L’étude de M. Adama GUEYE, auditeur de la 2e promotion du Master 2 en Commande Publique et gestion des finances publiques (UIDT -ARCOP – ARD Thiès) est consacrée à la revue indépendante de conformité des marchés publics au Centre hospitalier régional El Hadji Ibrahima Niass de Kaolack. Elle a fait ressortir plusieurs insuffisances dans la gestion des procédures au titre de l’exercice 2022. Réalisé à partir notamment d’un rapport d’audit d’un cabinet indépendant, le travail de M. GUEYE a porté sur la manière dont les contrôles et le suivi des marchés sont conduits au sein de l’établissement. L’étude relève d’abord l’absence d’un registre des marchés publics et des baux, alors que ce document est prévu par la réglementation. L’archivage constitue également un point de faiblesse. Les pièces relatives aux procédures et à leur exécution ne sont pas toujours regroupées au niveau de la cellule chargée des marchés, notamment pour les documents financiers.
Le suivi des obligations de reporting présente aussi des lacunes.
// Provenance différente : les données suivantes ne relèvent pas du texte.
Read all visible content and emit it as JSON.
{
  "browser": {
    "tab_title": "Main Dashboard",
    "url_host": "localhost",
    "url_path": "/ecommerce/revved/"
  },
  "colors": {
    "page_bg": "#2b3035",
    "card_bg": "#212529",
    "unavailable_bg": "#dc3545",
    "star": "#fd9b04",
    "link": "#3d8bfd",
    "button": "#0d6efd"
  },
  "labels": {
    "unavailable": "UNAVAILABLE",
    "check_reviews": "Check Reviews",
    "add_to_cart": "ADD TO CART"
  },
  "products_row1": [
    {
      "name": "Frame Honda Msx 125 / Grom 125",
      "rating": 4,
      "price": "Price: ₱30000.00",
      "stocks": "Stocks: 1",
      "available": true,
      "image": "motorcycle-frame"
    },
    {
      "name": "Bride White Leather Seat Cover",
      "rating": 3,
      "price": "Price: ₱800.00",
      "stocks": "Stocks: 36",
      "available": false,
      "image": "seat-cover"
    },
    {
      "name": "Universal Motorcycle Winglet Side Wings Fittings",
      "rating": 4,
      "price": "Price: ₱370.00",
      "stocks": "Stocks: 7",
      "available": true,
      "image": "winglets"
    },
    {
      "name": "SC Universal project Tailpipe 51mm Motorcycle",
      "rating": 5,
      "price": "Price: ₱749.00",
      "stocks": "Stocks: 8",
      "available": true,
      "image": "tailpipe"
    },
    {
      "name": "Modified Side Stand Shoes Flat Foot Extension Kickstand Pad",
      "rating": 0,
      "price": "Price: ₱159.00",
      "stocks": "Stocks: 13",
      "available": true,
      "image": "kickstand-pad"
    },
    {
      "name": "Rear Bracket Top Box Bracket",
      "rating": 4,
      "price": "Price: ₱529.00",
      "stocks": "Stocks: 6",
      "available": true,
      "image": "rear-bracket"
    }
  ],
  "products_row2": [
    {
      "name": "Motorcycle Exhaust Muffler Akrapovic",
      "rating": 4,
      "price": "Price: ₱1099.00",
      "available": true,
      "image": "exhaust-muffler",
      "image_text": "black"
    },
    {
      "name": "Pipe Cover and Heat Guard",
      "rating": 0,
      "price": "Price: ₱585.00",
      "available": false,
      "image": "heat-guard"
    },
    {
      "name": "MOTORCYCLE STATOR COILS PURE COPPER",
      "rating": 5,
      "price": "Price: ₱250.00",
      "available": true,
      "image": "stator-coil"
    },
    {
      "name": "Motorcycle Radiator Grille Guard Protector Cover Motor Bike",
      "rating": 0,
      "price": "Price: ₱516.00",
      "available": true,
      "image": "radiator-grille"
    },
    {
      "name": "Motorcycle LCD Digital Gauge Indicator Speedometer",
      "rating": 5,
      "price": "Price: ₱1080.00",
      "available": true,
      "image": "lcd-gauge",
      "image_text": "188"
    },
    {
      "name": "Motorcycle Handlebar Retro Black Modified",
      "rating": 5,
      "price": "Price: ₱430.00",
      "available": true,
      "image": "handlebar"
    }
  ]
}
Si quatre rapports trimestriels ont été établis en 2022, ils n’ont pas été transmis à la DCMP et à l’ARMP. Aucun rapport annuel n’a, par ailleurs, été produit. Les travaux de M. Adama GUEYE indique également qu’aucun élément n’a été fourni concernant le reversement à l’ARMP devenue ARCOP de la quote-part de 50 % issue de la vente des dossiers d’appel d’offres.
L’examen des dossiers fait de M. GUEYE a par ailleurs fait apparaître des absences d’avis de non-objection de la commission des marchés ou de la DCMP sur certains marchés. Des irrégularités ont également été relevées dans les convocations des membres de la commission, certaines n’ayant pas respecté le délai réglementaire de cinq jours francs. Dans un cas de renouvellement d’un marché de bio-nettoyage et d’entretien, l’avis de non-objection de la DCMP n’a pas été retrouvé.

Trois marchés passés par procédure de demande de renseignements et de prix à compétition ouverte ont été examinés, notamment pour le gardiennage, les fournitures d’atelier et les fournitures de bureau et d’imprimerie. Le contrôle a notamment relevé des problèmes liés au respect des délais de paiement ainsi que l’existence d’une livraison intervenue avant le lancement de la procédure.
Les marchés passés par entente directe n’échappent pas aux observations. Sur trois dossiers examinés, concernant notamment la maintenance d’un scanner et la fourniture de réactifs médicaux, l’audit a relevé l’absence de certains avis de non-objection de la DCMP et des incohérences de dates entre la prise d’effet, la signature, l’approbation et l’enregistrement des contrats.
Sur le terrain, les vérifications ont permis de confirmer l’existence et la conformité de plusieurs équipements, notamment du matériel informatique, des onduleurs et du mobilier de bureau. En revanche, aucun procès-verbal de réception définitive ni facture définitive n’a été fourni pour les travaux de réhabilitation examinés. De même, les éléments permettant de documenter l’exécution physique d’un marché de fourniture de réactifs pour analyseur de gaz du sang n’ont pas été produits.
Le volet financier fait apparaître des marchés régulièrement exécutés et payés, par chèque ou virement. Mais la transmission des pièces relatives aux paiements et aux réceptions n’est pas systématique. Au total, le suivi des recommandations apparaît encore limité : sur les onze recommandations formulées à l’issue de l’audit, trois seulement avaient été mises en œuvre, soit un taux de réalisation de 27 %.
À travers ce cas, le mémoire de M. Adama GEUYE souligne l’intérêt de la revue indépendante de conformité comme outil de détection des insuffisances dans les procédures de passation et d’exécution des marchés publics. Il formule plusieurs recommandations destinées à renforcer le suivi documentaire, le respect des contrôles préalables et le dispositif interne de gestion des marchés de l’établissement.